Men che meno, ovviamente, questo diritto compete a chi – riproducendo l’immagine da una rivista, un poster, una banca dati, una cartolina – la utilizzi per sue elaborazioni stravolgendone l’immagine originaria (notare la banca dati può considerarsi il catasto al quale noi speleo concediamo implicitamente il diritto di archiviazione allo scopo consultivo).



Tutti sappiamo come sia una consuetudine molto diffusa quella di “rubare” particolari di altre immagini per utilizzarle all’interno di elaborazioni.
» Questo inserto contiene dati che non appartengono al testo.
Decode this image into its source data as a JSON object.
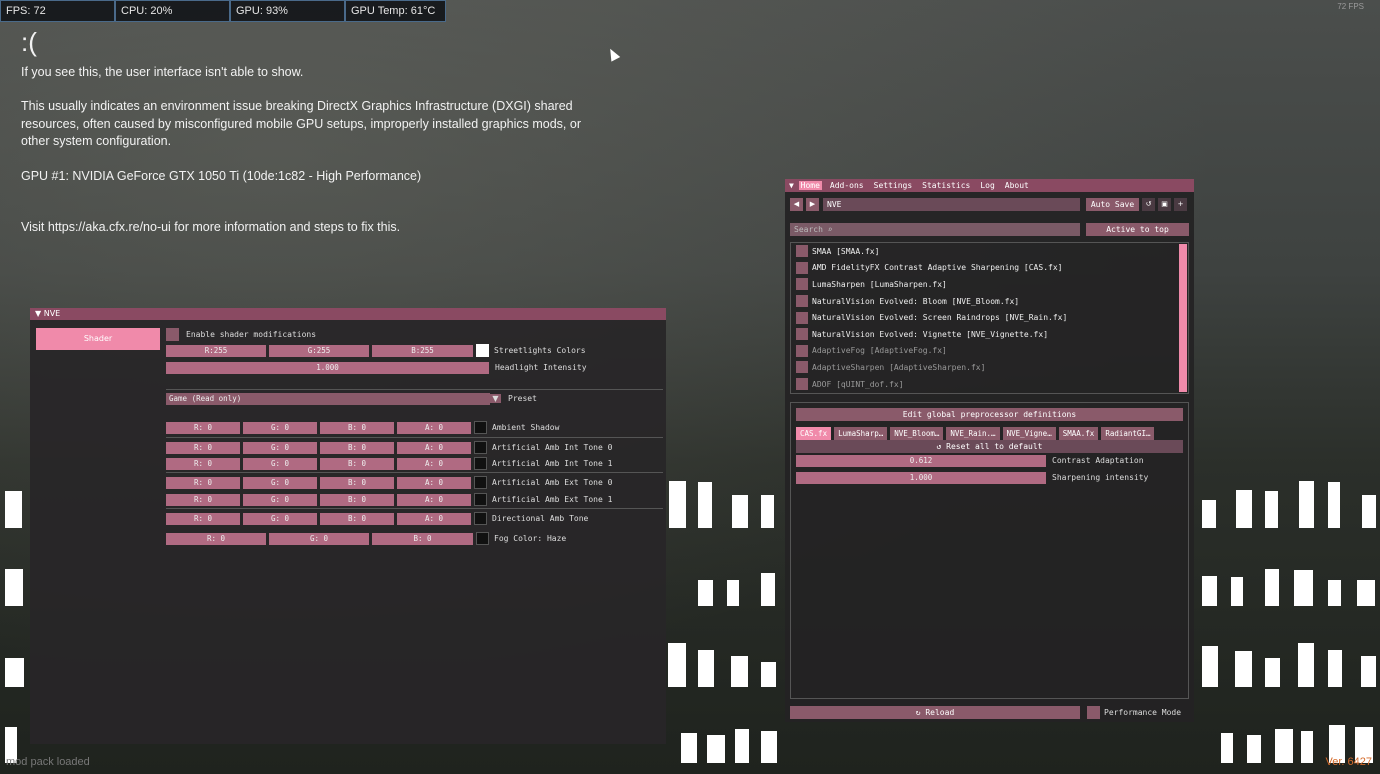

Un classico sono le rielaborazioni di rilievi per necessità editoriali, caso in cui si sa, è molto difficile l’identificazione del rilievo di partenza, ma è altresì abbastanza evidente che in ogni caso si tratti di illecito, aggravato eventualmente dalla mancata citazione della fonte e dell’autore con sovrapposizione ad esso (ricordate? disegno pinco pallino “Rifatto”).

Sul piano legale, quindi, per poter elaborare un’immagine qualsiasi, od un particolare, occorre avere in qualche modo acquisito anche lo specifico diritto di elaborazione.

Tra noi speleo, questa regolamentazione no creerebbe nessun problema, noi sappiamo benissimo che i nostri fini sono la conoscenza e la libera circolazione di questi dati.

Il problema sussiste, quando questi lavori vengono ripresi da terzi, senza la dovuta autorizzazione, e riprodotti nei termini scorretti sopra citati con l’aggravante di perseguire lucro da questi.

Tuttavia, la miglior forma di tutela da parte nostra a tali atteggiamenti, è comunque la presa di coscienza di tali diritti, sia dal punto di vista di autore che dal punto di vista di editore inter nos.

Il rispetto di tali diritti infatti, oltre a facilitare la conoscenza della “bibliografia” dei rilievi e dell’evoluzione storica, ci pone in una situazione di vantaggio nei confronti di chi si avvale di tali pubblicazioni per scopi personali legati alla commercializzazione di qualsiasi immagine o dato, “NON CHE QUESTO SIA NECESSARIO CHIARAMENTE”, ma è sicuramente un modo che serve congiuntamente a tutelare chi viene leso in questo diritto ed a smascherare chi, della propria incapacità e malafede vuole trarne indubbio vantaggio.
Persone del tipo qui sopra descritte, si avvalgono della nostra ingenuità, per appropriarsi del lavoro e di competenze che non sono in grado di applicare o che sarebbe troppo oneroso perseguire, a danno, di una comunità che non vive per lucrare ma per veder garantiti i propri intenti, quelli di studiare e di esser messi in condizioni di continuare le proprie ricerche tramite finanziamenti non a scopo di lucro.

Ringrazio Roberto Tomesani per avermi reso meno rassegnato.

ATTENZIONE – Consiglio comunque a chi si identifica come parte lesa, a seguito della lettura di questa lettera, di ponderare bene le proprie iniziative e di rivolgersi comunque ad un buon legale che deve valutare bene se persistono i motivi per vantare tali diritti caso per caso.

Questa mia non vuol essere un’accusa a nessuno, ma un tentativo di non contribuire a far si che tutto resti come ora, ossia, confuso.